I know I'm not the first person to dabble with veganism, but man! I can't help but feel something's different this round. When I posted my one-month vegan challenge to Facebook, I received nothing but positive comments (19 comments and growing), several personal messages, recipes suggestions, and encouragement to start blogging about it so my experience could be followed. My brother has decided to join me for two weeks and my sister completely shocked me by calling me to let me know the she and her boyfriend were going to try being vegetarian for one full week.

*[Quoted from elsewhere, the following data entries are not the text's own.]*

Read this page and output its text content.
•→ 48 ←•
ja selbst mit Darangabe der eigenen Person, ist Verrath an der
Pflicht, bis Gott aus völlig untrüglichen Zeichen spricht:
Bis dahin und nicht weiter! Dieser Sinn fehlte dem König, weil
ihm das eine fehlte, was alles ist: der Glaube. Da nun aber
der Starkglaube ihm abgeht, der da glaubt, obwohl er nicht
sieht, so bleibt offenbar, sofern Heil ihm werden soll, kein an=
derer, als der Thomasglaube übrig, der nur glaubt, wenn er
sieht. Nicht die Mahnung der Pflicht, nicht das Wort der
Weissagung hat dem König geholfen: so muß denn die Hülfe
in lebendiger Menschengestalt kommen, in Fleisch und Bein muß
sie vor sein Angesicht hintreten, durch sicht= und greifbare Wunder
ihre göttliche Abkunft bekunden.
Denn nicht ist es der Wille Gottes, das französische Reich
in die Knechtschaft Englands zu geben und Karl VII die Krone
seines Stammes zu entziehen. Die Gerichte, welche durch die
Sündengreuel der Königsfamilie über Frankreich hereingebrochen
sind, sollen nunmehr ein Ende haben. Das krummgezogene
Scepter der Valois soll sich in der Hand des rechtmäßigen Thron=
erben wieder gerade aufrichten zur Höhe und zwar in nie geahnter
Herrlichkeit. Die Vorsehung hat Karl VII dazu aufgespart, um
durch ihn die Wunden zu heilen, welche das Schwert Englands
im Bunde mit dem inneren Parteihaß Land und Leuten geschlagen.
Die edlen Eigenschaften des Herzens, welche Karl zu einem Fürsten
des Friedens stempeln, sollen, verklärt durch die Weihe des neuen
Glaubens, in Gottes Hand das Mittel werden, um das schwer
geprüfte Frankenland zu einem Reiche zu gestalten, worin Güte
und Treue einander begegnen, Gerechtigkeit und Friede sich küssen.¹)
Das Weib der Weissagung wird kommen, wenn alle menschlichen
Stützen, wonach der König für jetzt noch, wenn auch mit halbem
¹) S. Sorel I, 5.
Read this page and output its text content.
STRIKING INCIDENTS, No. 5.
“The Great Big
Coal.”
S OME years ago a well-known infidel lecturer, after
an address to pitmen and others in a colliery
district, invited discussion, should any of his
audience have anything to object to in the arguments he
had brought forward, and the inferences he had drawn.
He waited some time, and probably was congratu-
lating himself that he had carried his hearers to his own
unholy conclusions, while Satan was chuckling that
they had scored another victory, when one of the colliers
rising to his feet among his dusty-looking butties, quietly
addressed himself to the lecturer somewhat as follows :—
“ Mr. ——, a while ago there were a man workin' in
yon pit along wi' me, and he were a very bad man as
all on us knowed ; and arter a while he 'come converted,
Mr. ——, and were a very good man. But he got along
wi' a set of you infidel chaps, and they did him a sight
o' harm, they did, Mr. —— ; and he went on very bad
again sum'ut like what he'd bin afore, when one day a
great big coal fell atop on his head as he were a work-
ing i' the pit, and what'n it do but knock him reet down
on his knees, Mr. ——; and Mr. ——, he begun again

To top it all off, my boyfriend is joining me for a month of veganism too...something I didn't ask him to do but he's doing anyway for the added support.

While I don't expect the majority of people will ever be true full-time vegetarians or vegans (and more power to those who are), it is very heartening to know that more and more people are waking up to the fact that maybe this country has gone a little overboard on the animal product consumption. Even just these little challenges, whether it be to have a vegetarian day every now and then, or be a vegan for a week or even a month, helps us see what a meat-crazed society we live in. The way meat is produced and consumed in this country contributes to our obesity epidemic, it pollutes our environment, it affects families who live downstream from factory farms, it wipes out farmers who are trying to make a living doing things the old-fashioned way but can't because high meat demand means get big or get out, and of course we can't forget the hundreds of thousands of animals who die a traumatic death--most of which never get the decency of living a regular, stress-free day in their life--just so we can have what we perceive to be a 'real' meal.

(That's me getting preachy again--yeesh!)

Even just a little consciousness of how much we're consuming goes a long way in the end, and I'm just plain grateful to personally know an ever-growing amount of people who have taken the time to think a little more about what goes on their plates each day.